By GIL HOFFMAN
Twenty-one of Israel’s future Jewish, Arab, Druse and Beduin leaders
will come to Pittsburgh on May 16 to take part in five days of
leadership training workshops at Carnegie Mellon University and to
speak to the Pittsburgh Jewish community.
The Israelis are fellows in the first year of GaliLead, a
revolutionary new program intended to foster a new generation of Arab
and Jewish leaders in the Galilee who would promote mutual
understanding and respect. The brainchild of the late Karen Shapira,
the project is cosponsored by CMU and the United Jewish Federation of
Pittsburgh.
Sixty Pittsburghers who came to Israel on the UJF spring community
mission visited GaliLead, learned about the project and met the
fellows. Many mission participants volunteered to host the fellows in
their homes when they come to Pittsburgh.
The fellows, aged 25-45, include 10 Jews and the rest are Muslims and
Christians. They will visit synagogues throughout Pittsburgh and talk
about how the program can promote social change and coexistence in the
Galilee.
GaliLead’s chairwoman, Dr Chaya Sarid, said that Shapira envisioned
the program after the October 2000 violence in northern Israel broke
the trust between the Arabs and Jews living there. She said the
GaliLead model of taking a dialogue and action-based approach could be
replicated in other areas where Jews and Arabs live in close
proximity, such as the Negev and Jerusalem.
“The program is small but it’s getting a lot of attention,” UJF
President Jeffrey Finkelstein said. “We should be excited that
Pittsburgh is involved in this. And having CMU involved brings
credibility and professionalism to the program.”
CMU’s professors will offer the fellows their expertise to on
leadership and will advise them on their proposals for their
leadership project that they will develop in the second year of the
program. CMU developed the curriculum for the program, which was
launched at a conference on the campus.
The first year of the program is devoted to the fellows’ hearing each
other’s stories and learning what it means to be a leader via
leadership training activities that include everything from making
Beduin coffee to milking a cow while knee-deep in manure.
In the second year, the fellows will do the projects in an effort to
realize the vision of leadership that they were taught and use it to
improve society in northern Israel. Meanwhile the second class will
begin what will be an ongoing two-year program.

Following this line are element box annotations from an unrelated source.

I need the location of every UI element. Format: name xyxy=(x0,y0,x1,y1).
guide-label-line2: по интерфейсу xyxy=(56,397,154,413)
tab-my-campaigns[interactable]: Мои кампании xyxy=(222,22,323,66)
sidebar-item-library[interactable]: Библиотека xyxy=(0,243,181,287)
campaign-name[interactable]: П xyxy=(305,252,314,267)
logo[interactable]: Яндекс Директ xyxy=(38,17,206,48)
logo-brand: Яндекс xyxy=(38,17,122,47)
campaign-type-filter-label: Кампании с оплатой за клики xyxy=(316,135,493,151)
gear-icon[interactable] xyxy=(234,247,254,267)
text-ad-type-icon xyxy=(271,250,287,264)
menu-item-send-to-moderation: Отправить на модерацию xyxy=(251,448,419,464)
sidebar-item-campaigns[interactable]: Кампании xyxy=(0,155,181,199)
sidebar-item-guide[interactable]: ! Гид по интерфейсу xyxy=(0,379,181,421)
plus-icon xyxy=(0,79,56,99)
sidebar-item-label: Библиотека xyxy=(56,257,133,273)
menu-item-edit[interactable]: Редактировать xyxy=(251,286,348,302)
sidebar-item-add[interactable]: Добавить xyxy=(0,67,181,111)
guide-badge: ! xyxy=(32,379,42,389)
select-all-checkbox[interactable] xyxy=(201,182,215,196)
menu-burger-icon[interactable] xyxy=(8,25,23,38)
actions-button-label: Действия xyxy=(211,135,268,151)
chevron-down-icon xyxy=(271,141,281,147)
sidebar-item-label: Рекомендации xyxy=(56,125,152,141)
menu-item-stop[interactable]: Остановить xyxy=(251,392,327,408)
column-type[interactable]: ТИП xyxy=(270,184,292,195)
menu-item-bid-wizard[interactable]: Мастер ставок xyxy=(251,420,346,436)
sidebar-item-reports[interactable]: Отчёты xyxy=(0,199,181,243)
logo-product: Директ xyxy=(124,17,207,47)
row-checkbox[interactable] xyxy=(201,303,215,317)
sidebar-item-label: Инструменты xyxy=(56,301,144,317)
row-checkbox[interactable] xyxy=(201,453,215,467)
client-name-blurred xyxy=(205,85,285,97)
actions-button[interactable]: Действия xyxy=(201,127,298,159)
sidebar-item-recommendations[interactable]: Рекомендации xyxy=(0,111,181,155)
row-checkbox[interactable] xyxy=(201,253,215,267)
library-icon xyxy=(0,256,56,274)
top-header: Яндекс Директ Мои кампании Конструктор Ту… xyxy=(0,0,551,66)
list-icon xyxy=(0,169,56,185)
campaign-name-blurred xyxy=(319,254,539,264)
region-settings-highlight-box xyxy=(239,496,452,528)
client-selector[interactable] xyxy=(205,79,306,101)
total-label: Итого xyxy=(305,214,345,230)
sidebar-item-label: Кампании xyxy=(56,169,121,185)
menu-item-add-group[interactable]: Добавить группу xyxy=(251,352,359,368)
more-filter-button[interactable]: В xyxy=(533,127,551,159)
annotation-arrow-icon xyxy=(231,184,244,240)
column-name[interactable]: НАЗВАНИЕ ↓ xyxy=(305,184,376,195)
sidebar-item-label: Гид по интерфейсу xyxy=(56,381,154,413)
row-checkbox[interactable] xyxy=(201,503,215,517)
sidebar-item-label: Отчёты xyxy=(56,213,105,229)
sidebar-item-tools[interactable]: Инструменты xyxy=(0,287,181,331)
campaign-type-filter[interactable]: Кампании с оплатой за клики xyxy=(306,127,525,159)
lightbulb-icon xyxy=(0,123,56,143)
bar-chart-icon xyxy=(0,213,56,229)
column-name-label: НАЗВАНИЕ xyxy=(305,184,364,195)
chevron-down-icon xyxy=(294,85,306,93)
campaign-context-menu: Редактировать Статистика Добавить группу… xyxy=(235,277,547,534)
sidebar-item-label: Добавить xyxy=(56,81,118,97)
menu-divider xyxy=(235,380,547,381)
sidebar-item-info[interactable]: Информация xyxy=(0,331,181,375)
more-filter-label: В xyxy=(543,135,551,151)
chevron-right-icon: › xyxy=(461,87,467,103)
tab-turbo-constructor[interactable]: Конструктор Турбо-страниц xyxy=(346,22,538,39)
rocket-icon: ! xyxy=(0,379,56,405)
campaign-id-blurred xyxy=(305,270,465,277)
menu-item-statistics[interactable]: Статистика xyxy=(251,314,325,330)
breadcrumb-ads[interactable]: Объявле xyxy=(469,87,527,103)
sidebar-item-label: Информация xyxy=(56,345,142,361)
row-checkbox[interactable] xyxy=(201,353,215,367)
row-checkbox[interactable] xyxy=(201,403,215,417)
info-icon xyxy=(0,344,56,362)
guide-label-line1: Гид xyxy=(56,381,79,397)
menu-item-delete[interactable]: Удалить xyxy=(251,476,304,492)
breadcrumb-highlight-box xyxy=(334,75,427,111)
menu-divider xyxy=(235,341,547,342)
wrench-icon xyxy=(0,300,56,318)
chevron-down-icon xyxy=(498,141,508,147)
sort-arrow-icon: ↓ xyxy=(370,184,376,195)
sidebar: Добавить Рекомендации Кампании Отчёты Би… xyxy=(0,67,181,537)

“This program is part of strengthening and rebuilding the North,”
Finkelstein said. “A lot of people want more Jews to move to northern
Israel, but we also have to recognize the reality of the sizeable Arab
population there and find a way to live together peacefully. While we
repair and prepare for bomb shelters in case there’s another war, this
is another way of strengthening the North.”
The joint-Jewish Arab projects the fellows will work on include
developing an after school program, an art center, a human resources
agency and a cultural, social and employment website. In each project,
a Jew and a non-Jew will work together.
Effi Fadida, a Jewish graphic designer and college teacher who lives
in Misgav will work on the website with an Arab named Iman. Fadida
told the mission that she joined the program because it inspires
people to go into the community and improve it.
“There are lots of Arab-Jewish dialogue programs that talk, which is
ok, but there’s no call to action,” Fadida said. “Here they said we
could be leaders and they gave us the tools. The call for action is
very important to me.”
Muhamed Sawaid, a fellow from the Beduin community of Kewara, told the
mission that he believes in coexistence between Arab and Jews and that
he always looks for educational frameworks that encourage togetherness.
Miri Mordechai, a fellow from the Israeli agricultural town of Yesod
Hamala, will work on the after school program with Diana, a fellow
from the Arab town of Rama. Diana writes children’s books and she is
studying for her master’s degree.
“We lived together but I never had Jewish friends and now I have a
lot,” Diana said.
Mordechai runs groups of religious and non-religious Jewish women who
study together. She said she joined GaliLead, because she was curious
about her neighbors and she wondered what it would be like to learn
together with them.
“I decided that living side-by-side with no communication makes it
hard to achieve a better life,” Mordechai said. “We learn how to
listen to each other and speak to each other without judging one
another. We talk to each other about our dreams and hopes. It makes us
respect each other.”
Finkelstein said the lesson of the program is that the way you make a
difference in a community is with leadership. He said he was sad that
Shapira will not get to see the success of the program.
“She was looking over my shoulder this past year making sure the
program got going,” Finkelstein said.
Sarid called Shapira the visionary behind GaliLead and said that
without her it would never have gotten started. She predicted that the
program would make an immediate impact on social change in education,
health and the environment in Israel.
“Our project is unique,” Sarid said. “There has been a lot of forward
momentum and it makes us very happy. We have received a lot of warmth
from the people from Pittsburgh who have come to visit us and we are
looking forward to going to Pittsburgh and seeing them there.”